En fonction des revendeurs, mais surtout selon les références, les stocks de cartes graphiques NVIDIA sont variables et… ce n'est pas près de s'arranger.

NVIDIA a tout simplement confirmé des « ventes contraires à l'offre » de ses cartes graphiques GeForce, dont l'approvisionnement devrait rester difficile pendant encore un trimestre et sans doute bien davantage.
Un chiffre d'affaires et des bénéfices records
Il y a quelques jours à peine, NVIDIA a publié les résultats financiers de son dernier trimestre fiscal – Q4 FY 2026 comme on dit dans le jargon – et il est très, mais alors très difficile de plaindre Jensen Huang.
Le fondateur et P.-D.G. du groupe a effectivement pu afficher un large sourire. En effet, la société déclarait un chiffre d'affaires de 68,1 milliards de dollars, soit une hausse de 73 % par rapport à la même période l'année précédente. À peine plus faible, la hausse du bénéfice net est encore de 63 %, à 43 milliards de dollars, et c'est au-dessus de toutes les prédictions.
« L'adoption des agents par les entreprises connaît une croissance fulgurante. Nos clients se précipitent pour investir dans le calcul IA », indique Jensen Huang. « La demande de tokens dans le monde est devenue exponentielle.
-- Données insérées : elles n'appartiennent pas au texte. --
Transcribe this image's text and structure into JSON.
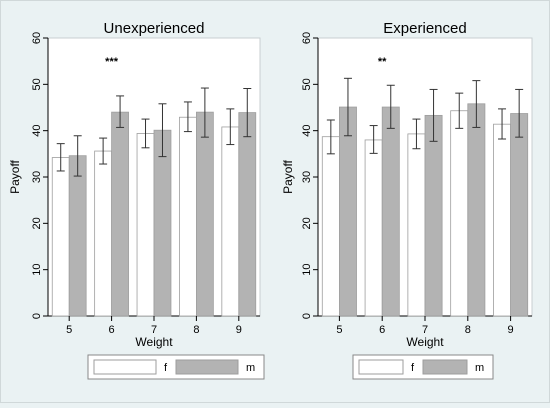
{
  "colors": {
    "background": "#eaf2f3",
    "plot_area": "#ffffff",
    "bar_f_fill": "#ffffff",
    "bar_m_fill": "#b3b3b3",
    "bar_stroke": "#9e9e9e",
    "error_bar": "#333333",
    "text": "#000000"
  },
  "chart_data": [
    {
      "type": "bar",
      "title": "Unexperienced",
      "xlabel": "Weight",
      "ylabel": "Payoff",
      "categories": [
        "5",
        "6",
        "7",
        "8",
        "9"
      ],
      "ylim": [
        0,
        60
      ],
      "yticks": [
        "0",
        "10",
        "20",
        "30",
        "40",
        "50",
        "60"
      ],
      "grid": false,
      "legend": "bottom",
      "series": [
        {
          "name": "f",
          "values": [
            34.2,
            35.6,
            39.4,
            42.9,
            40.8
          ],
          "ci_low": [
            31.3,
            32.8,
            36.3,
            39.8,
            37.0
          ],
          "ci_high": [
            37.2,
            38.4,
            42.5,
            46.2,
            44.7
          ]
        },
        {
          "name": "m",
          "values": [
            34.6,
            44.0,
            40.1,
            44.0,
            43.9
          ],
          "ci_low": [
            30.2,
            40.7,
            34.4,
            38.6,
            38.7
          ],
          "ci_high": [
            38.9,
            47.5,
            45.8,
            49.2,
            49.1
          ]
        }
      ],
      "annotations": [
        {
          "category": "6",
          "text": "***",
          "y": 55
        }
      ]
    },
    {
      "type": "bar",
      "title": "Experienced",
      "xlabel": "Weight",
      "ylabel": "Payoff",
      "categories": [
        "5",
        "6",
        "7",
        "8",
        "9"
      ],
      "ylim": [
        0,
        60
      ],
      "yticks": [
        "0",
        "10",
        "20",
        "30",
        "40",
        "50",
        "60"
      ],
      "grid": false,
      "legend": "bottom",
      "series": [
        {
          "name": "f",
          "values": [
            38.7,
            38.0,
            39.3,
            44.3,
            41.4
          ],
          "ci_low": [
            35.0,
            35.1,
            36.1,
            40.5,
            38.2
          ],
          "ci_high": [
            42.3,
            41.1,
            42.5,
            48.1,
            44.7
          ]
        },
        {
          "name": "m",
          "values": [
            45.1,
            45.1,
            43.3,
            45.8,
            43.7
          ],
          "ci_low": [
            38.9,
            40.5,
            37.7,
            40.7,
            38.6
          ],
          "ci_high": [
            51.3,
            49.8,
            48.9,
            50.8,
            48.9
          ]
        }
      ],
      "annotations": [
        {
          "category": "6",
          "text": "**",
          "y": 55
        }
      ]
    }
  ]
}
Je pense qu'on le voit tous : même nos GPU vieux de six ans, dans le cloud, sont saturés et les prix augmentent », a-t-il poursuivi.

Une croissance insolente dont la base intelligence artificielle ne fait pas que des heureux : elle implique assez logiquement une redirection des produits NVIDIA vers ces marchés, au détriment des autres activités du groupe. De fait, les cartes graphiques GeForce RTX série 50 parfois difficiles à trouver ne devraient pas voir leur situation s'améliorer dans les prochaines semaines.
Écrasante division data center
L'information ne vient pas de Jensen Huang lui-même, mais elle n'en est pas moins officielle. À l'occasion de la conférence téléphonique organisée autour des résultats du groupe, c'est Colette Kress qui a expliqué la situation.
La directrice financière du groupe a effectivement pris la parole pour évoquer, en une phrase lourde de conséquences, des « contraintes d'approvisionnement [qui] devraient constituer le principal obstacle au secteur du jeu vidéo au premier trimestre et au-delà ». Un message qui explique que le souci de NVIDIA n'est pas lié à un quelconque ralentissement de la demande.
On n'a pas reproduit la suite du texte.